The Biden administration has challenged both injunctions by appealing them to the Sixth and Fifth Circuit appellate courts. It has also filed motions to stay the effects of the injunctions until the appeals are resolved. As of this morning, neither judge has issued an order granting either motion.

If the Biden administration is successful in its motion for a stay, then the regulations will go into effect on August 1 in all 50 states – assuming other courts do not block them. If it is unsuccessful, it is more likely that the appeals will not be resolved before August and the regulations will only go into effect in 40 states – again, assuming other courts do not block them.

It is noteworthy that the Trump-era Title IX regulations that provided greater due process to accused students survived five out of five federal court challenges while the Biden regulations now have multiple adverse rulings. Of course, the plaintiffs challenging the Biden regulations filed in courts likely to produce a favorable ruling, but so did those who challenged the Trump regulations; their lawsuits were filed in the Northern District of California, the District of Massachusetts, and the Southern District of New York.
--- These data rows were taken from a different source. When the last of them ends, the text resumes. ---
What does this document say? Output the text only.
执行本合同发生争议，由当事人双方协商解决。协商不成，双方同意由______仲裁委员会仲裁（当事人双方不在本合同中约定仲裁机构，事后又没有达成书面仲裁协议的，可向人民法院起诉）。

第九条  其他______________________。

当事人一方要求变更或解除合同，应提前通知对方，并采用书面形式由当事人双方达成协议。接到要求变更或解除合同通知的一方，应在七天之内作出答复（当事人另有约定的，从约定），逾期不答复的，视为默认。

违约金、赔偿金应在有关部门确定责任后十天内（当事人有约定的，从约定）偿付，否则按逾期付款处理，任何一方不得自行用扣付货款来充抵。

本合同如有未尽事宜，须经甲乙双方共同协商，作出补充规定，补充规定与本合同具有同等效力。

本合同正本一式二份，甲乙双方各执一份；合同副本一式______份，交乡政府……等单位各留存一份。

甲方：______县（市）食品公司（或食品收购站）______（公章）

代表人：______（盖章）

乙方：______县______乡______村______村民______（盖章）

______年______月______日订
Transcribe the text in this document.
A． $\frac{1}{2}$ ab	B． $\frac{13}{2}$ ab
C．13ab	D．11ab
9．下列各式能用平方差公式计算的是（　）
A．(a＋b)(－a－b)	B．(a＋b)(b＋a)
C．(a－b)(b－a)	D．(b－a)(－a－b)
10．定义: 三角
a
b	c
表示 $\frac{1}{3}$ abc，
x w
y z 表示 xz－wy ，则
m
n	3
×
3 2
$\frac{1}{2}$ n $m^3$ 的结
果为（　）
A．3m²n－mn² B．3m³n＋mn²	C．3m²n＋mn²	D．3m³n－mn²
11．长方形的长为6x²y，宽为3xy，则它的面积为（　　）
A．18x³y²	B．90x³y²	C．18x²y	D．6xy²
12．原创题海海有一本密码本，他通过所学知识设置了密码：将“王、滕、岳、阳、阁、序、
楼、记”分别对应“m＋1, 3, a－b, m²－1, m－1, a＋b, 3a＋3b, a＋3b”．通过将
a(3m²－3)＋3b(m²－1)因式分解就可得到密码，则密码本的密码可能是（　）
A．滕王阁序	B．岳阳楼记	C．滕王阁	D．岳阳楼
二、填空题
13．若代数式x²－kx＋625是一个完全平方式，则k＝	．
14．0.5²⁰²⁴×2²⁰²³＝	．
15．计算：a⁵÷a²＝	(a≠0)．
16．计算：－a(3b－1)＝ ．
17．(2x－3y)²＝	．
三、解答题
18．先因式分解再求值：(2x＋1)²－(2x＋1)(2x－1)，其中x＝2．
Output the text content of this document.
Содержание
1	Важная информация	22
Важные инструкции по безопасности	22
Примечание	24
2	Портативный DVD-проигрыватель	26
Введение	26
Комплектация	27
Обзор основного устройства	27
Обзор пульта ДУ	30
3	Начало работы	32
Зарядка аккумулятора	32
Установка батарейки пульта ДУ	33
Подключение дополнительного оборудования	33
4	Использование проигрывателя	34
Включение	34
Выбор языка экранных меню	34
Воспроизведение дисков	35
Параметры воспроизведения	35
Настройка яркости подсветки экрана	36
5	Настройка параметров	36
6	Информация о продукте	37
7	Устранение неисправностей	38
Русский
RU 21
It is also interesting that one of the complaints does not mention due process at all (it focused on gender identity), yet it resulted in an injunction that would prohibit the sections that cut back on due process from going into effect. This means the Department of Education’s attempt to redefine sex has clearly jeopardized its attempt to strip due process from the accused. If it focused solely on stripping away due process it might have a more defensible position, but it instead decided to push further.

The Rationale

An injunction requires a balancing test of four factors: whether the plaintiffs will be irreparably harmed if it is not issued, whether they are likely to succeed on the merits of their claims, a “balance of harms” between the parties if the injunction is or is not issued, and the public interest. I will focus on the likeliness of success on the merits.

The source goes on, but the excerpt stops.